Progress of students
All 12 students brought quite diverse academic backgrounds to the course and were experienced critical care nurses in their chosen fields. Initial assignments highlighted the varying abilities of the students. However, as the students progressed through the programme, their ability to challenge and analyse the literature and apply evidence to clinical practice improved.
Because one of the aims of the programme was to create the leaders of the future, course content included core management skills, such as communication and team building, leadership, motivation and coaching and managing change.
During the second semester, students were given the opportunity of planning a three week-elective placement to a critical care environment outside their own clinical area. Part of the whole learning experience was preparing and planning for the trip and applying for funding. Students visited hospitals in the UK and abroad including north America, South Africa and Australia. On completing their travels, each student submitted a written report and a study day was organised to share highlights with colleagues.

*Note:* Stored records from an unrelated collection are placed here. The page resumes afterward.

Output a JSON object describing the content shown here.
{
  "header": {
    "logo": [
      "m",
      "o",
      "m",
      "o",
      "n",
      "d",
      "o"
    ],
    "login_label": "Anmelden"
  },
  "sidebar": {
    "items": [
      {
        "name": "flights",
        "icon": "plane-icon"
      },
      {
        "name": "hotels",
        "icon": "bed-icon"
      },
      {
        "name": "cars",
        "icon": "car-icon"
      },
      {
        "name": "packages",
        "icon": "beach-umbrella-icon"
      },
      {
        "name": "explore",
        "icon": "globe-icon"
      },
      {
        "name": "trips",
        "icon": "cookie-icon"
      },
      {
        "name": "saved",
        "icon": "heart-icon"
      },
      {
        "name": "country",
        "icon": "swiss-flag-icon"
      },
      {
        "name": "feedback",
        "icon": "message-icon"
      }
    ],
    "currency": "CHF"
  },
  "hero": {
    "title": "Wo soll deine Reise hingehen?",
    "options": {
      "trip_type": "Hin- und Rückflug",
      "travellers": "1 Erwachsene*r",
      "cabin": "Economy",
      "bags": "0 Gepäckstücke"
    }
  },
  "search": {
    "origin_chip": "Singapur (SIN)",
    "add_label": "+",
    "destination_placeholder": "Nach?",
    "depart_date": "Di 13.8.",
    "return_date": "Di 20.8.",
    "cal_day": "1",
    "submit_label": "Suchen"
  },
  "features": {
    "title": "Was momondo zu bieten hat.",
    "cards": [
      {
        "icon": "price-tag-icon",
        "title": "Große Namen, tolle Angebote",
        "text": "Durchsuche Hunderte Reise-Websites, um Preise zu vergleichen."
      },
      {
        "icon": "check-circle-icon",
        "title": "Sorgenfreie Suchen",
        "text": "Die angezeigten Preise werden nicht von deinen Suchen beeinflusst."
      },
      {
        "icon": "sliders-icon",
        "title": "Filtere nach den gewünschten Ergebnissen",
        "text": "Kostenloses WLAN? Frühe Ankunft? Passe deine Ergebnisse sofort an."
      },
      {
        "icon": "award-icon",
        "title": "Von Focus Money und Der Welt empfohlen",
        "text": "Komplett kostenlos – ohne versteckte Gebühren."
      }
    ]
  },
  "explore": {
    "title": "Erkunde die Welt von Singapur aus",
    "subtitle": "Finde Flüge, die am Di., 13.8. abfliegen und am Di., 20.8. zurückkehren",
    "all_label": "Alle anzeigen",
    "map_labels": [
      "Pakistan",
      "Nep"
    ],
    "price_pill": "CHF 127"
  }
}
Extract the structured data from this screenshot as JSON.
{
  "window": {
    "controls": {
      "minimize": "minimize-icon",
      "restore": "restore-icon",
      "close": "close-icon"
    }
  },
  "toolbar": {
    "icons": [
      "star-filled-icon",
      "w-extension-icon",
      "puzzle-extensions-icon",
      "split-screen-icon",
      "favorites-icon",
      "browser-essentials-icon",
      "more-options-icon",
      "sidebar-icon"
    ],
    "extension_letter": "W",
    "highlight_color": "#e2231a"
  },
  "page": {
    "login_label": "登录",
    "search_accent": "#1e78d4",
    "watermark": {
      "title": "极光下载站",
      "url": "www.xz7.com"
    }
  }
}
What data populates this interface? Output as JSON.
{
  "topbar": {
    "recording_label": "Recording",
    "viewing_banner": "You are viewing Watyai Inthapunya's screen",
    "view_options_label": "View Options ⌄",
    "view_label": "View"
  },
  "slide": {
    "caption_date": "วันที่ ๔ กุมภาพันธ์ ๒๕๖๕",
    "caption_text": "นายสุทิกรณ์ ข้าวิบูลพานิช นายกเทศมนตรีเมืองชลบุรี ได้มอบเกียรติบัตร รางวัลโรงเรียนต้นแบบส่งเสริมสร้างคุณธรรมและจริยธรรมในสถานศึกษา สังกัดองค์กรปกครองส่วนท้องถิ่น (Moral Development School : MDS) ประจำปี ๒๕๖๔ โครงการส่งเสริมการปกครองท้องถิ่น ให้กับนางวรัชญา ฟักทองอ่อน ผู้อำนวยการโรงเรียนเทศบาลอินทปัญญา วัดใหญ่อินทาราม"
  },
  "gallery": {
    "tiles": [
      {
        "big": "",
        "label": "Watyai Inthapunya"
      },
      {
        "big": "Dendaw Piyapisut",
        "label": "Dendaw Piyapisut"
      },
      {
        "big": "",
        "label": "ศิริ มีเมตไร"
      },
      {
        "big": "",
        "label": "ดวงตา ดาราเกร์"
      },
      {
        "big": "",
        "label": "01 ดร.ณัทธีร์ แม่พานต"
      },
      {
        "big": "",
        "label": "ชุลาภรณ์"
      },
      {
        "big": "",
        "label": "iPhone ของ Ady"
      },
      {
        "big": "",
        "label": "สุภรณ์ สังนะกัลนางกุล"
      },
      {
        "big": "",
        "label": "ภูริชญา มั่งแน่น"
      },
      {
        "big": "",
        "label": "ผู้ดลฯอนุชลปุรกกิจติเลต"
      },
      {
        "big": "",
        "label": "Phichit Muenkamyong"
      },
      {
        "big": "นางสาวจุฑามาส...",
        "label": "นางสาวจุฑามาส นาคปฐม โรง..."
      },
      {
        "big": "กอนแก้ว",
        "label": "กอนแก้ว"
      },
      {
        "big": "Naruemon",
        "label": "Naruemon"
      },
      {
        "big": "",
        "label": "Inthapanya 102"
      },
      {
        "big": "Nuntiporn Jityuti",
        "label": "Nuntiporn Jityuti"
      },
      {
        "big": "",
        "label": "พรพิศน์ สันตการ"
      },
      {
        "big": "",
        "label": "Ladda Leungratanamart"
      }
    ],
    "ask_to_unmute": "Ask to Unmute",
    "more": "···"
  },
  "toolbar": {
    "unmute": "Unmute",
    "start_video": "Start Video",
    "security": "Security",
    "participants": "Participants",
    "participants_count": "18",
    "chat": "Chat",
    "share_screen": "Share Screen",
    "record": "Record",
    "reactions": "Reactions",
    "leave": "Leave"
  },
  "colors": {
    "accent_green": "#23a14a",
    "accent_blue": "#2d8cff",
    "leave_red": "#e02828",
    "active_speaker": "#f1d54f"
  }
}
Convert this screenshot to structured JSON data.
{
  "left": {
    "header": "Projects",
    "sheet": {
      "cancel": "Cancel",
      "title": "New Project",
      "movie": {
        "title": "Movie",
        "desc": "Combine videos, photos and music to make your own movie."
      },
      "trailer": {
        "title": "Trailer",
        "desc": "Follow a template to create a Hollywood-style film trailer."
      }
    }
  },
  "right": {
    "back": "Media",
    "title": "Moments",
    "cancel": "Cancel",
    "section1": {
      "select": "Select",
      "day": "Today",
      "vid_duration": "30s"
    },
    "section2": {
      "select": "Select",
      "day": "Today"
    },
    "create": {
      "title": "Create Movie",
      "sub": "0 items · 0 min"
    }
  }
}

Because of the clinical nature of the course, equal weighting was applied to practice and academic work. All the students met their clinical outcomes and were successful in meeting the academic requirements of the programme.
Methods of assessment varied and included a patient-care study, examinations, essays and a dissertation. A number of students are now being encouraged to publish their work and others are using their dissertations as a ward learning resource.
Considerable attention was paid to ensuring there was a robust internal system of quality assurance that would meet rigorous external criteria. We are continuing to improve the course. Having completed the first programme, the external examiner and the higher education establishment with whom we are working are satisfied with course standards.
Continuing professional development: the way forward
A descriptive study is currently being completed to evaluate the impact of the course on nursing practice. The study explores the perceived impact that completing a postgraduate course has on the experiences of the student and on their clinical colleagues.
We will observe with interest and enthusiasm the progress of the first and subsequent groups and continue to offer this innovative educational opportunity for the critical care nurses of the future.